The above is the daily chart of Bharat Electronics Limited (BEL) futures. Notice that BEL broke above the neckline of an inverse H&S pattern. One day prior to this pattern, see that price formed a bullish Marubozu candle pattern. Not only this, but price closed above the 100-day Exponential MA and MACD generated a bullish signal. All this suggested that we could see higher prices in the days ahead. Based on these signals, a trader could have entered into a long position above 77. Depending on the risk-taking ability, a trader could keep a stop loss below the low of the bearish Marubozu pattern (71) for a per lot risk of ₹45,600 [(71 - 77) * 7,600 * 1] or below the low of the right shoulder (67) for a per lot risk of ₹76,000 [(67 - 77) * 7,600 * 1]. Either ways, we can see that the futures price rallied sharply in the days ahead and the pattern worked out as expected.
The chart above is the hourly chart of Nifty futures.
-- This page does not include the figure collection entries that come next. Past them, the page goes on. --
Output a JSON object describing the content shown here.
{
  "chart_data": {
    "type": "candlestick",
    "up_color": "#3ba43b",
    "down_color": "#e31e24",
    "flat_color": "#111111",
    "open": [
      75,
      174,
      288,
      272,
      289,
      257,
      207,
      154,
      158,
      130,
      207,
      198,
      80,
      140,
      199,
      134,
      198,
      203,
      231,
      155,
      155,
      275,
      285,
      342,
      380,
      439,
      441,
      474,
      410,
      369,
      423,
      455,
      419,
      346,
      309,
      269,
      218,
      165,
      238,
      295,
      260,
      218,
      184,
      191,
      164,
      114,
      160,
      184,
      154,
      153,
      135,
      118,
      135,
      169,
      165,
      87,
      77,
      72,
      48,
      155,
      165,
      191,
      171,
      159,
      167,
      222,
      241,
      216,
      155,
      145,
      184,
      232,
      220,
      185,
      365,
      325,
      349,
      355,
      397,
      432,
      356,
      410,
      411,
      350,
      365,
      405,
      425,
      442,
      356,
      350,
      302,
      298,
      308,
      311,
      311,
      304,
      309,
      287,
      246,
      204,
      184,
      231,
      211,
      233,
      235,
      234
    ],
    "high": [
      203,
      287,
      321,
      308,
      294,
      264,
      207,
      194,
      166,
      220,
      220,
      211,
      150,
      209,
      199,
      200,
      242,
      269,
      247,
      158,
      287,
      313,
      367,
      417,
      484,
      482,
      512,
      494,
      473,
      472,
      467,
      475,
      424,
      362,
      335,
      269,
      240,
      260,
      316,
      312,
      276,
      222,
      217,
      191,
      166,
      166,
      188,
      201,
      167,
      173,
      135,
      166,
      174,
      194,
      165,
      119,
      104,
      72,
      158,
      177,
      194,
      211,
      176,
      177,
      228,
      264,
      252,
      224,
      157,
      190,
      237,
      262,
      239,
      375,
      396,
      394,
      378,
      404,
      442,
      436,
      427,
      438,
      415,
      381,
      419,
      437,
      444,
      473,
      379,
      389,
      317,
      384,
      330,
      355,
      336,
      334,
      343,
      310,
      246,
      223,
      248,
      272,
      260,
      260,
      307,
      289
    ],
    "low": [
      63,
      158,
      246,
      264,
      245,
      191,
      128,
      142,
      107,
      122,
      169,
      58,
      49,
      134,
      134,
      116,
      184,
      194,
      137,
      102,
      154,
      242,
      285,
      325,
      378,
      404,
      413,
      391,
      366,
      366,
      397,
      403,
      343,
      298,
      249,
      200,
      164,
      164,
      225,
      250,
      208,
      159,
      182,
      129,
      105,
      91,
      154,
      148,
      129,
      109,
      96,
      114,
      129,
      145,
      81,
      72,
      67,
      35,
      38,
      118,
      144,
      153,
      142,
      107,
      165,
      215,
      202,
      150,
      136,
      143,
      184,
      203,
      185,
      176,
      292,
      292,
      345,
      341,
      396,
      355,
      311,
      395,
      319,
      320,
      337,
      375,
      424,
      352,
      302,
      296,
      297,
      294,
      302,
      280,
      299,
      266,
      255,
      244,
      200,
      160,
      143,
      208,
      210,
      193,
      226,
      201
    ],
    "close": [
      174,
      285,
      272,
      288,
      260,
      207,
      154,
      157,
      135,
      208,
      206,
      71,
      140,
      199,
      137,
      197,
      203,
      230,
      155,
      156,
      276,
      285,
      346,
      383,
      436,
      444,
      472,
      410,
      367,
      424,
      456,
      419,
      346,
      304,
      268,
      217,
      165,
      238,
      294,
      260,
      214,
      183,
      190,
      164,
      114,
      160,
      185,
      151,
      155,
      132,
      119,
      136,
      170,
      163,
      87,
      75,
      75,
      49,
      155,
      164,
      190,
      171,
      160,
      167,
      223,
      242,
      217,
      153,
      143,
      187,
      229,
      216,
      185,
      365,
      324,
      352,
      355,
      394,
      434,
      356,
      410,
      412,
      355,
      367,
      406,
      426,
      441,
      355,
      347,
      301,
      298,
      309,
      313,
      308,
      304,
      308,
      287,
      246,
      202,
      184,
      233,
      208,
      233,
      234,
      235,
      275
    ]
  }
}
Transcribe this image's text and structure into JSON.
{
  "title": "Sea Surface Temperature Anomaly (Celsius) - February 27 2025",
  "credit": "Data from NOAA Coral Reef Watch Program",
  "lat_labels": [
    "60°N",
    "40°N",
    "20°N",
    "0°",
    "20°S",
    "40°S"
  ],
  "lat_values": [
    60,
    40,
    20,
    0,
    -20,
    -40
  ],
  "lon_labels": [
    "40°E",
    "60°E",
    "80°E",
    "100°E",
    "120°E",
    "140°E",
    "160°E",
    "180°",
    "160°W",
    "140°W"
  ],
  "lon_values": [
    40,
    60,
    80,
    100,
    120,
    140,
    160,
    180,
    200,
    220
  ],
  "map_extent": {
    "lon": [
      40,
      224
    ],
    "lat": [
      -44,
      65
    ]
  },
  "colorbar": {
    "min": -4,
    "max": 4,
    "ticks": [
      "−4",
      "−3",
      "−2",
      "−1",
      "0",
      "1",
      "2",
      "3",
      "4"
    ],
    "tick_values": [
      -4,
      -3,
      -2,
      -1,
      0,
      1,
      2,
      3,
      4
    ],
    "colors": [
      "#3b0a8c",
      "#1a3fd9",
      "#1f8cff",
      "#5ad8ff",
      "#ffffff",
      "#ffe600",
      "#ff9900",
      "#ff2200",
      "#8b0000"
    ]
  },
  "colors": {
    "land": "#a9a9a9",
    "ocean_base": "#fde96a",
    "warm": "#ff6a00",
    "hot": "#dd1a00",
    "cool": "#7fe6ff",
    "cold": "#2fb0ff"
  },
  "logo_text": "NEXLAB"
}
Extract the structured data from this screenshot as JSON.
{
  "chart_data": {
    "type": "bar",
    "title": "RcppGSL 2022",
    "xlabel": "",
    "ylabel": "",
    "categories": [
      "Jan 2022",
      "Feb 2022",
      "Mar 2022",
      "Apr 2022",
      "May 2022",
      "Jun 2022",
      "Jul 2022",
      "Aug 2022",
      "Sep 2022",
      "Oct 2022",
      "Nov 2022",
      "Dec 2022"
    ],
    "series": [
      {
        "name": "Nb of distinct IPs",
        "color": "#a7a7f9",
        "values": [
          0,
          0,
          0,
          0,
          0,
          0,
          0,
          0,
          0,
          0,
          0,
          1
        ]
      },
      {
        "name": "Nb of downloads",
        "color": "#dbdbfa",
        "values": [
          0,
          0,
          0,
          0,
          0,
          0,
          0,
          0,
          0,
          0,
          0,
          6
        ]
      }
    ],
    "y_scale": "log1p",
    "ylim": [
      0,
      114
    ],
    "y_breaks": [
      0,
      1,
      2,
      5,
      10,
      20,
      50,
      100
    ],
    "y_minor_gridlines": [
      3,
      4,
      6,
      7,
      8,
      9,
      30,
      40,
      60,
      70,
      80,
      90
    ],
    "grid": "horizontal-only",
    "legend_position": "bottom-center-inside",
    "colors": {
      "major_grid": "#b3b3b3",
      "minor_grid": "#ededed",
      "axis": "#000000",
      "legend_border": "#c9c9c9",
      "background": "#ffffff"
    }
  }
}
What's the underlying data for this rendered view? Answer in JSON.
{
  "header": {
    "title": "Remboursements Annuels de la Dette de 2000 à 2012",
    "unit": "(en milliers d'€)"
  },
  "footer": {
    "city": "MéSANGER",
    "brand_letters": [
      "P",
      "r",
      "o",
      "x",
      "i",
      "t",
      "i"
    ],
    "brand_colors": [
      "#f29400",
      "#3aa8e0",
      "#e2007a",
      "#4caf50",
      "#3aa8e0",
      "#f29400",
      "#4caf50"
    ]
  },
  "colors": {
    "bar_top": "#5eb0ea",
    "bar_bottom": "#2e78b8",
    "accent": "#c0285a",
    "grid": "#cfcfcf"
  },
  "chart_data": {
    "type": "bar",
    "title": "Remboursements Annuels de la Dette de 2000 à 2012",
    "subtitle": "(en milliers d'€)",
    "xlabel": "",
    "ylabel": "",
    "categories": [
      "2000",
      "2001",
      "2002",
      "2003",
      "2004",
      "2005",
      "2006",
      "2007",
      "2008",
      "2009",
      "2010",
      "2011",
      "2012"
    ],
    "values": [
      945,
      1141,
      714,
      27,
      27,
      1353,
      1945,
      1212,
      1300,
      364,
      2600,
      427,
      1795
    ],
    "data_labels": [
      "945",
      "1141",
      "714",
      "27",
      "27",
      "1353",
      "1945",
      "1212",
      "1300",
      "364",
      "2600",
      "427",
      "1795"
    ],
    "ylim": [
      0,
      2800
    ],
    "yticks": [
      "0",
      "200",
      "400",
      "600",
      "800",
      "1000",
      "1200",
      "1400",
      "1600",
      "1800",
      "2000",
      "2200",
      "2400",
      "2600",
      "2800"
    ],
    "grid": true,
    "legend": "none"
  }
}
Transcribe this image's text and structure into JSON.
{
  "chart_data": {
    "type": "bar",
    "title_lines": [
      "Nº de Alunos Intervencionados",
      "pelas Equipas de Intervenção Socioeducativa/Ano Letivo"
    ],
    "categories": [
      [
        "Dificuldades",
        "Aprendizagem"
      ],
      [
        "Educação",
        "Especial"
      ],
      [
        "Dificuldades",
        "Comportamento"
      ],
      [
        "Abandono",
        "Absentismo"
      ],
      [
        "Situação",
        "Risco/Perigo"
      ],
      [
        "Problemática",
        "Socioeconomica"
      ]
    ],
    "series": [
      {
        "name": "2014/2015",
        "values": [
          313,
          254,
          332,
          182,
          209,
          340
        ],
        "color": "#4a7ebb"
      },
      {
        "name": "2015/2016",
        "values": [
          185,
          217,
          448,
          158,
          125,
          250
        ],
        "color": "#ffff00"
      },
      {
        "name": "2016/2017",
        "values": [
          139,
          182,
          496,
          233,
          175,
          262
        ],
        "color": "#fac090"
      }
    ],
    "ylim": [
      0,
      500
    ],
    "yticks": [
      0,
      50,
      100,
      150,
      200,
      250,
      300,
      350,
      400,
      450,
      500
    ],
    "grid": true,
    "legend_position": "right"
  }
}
Keep in mind that as we are shifting to lower time frame, the targets and stop losses would be smaller compared to the daily chart. As can be seen from the chart, Nifty is trading within a contracting triangle pattern, indicating sideways price action. However, it can be seen that the index completed a bullish Marubozu exactly at the triangle breakout level. Also, the close of this pattern (9183) was above the prior swing high (9169). Based on these, a trader could have initiated a long position in Nifty futures above the high of the bullish Marubozu pattern (9187) and kept the stop loss for the trade below the low of the triangle (8976). The risk for the trade would have been ₹15,825 [(8976 - 9187) * 75 * 1]. What is interesting to see is that post the triangle breakout, for the next several hours, the index rose steadily by constantly touching the upper Bollinger Band without even retreating to the lower Bollinger Band. This was a sign of strength in price. One way a trader could have exited this position was by existing the trade once the index touched the lower Bollinger Band, which happened several hours later at 10006 (marked using the red arrow). The reward on this trade would have been ₹61,425 [(10006 - 9187) * 75 * 1].
The above is the 15-minute chart of Bank Nifty futures. Notice that the index touched the 50% retracement level of the rally from 19440 to 22490, before bouncing. It again came down and was continuously taking support near 50% retracement, indicating strong support near this region. The index then gave a breakout above a small Double Bottom pattern (the black neckline above the two green arrows), indicating at resumption of the prior up move. A trader could have gone long above the Double Bottom neckline (21188) by keeping a stop loss below the Double Bottom low (20886), for a total risk of ₹7,550 [(20886 - 21188) * 25 * 1] per lot.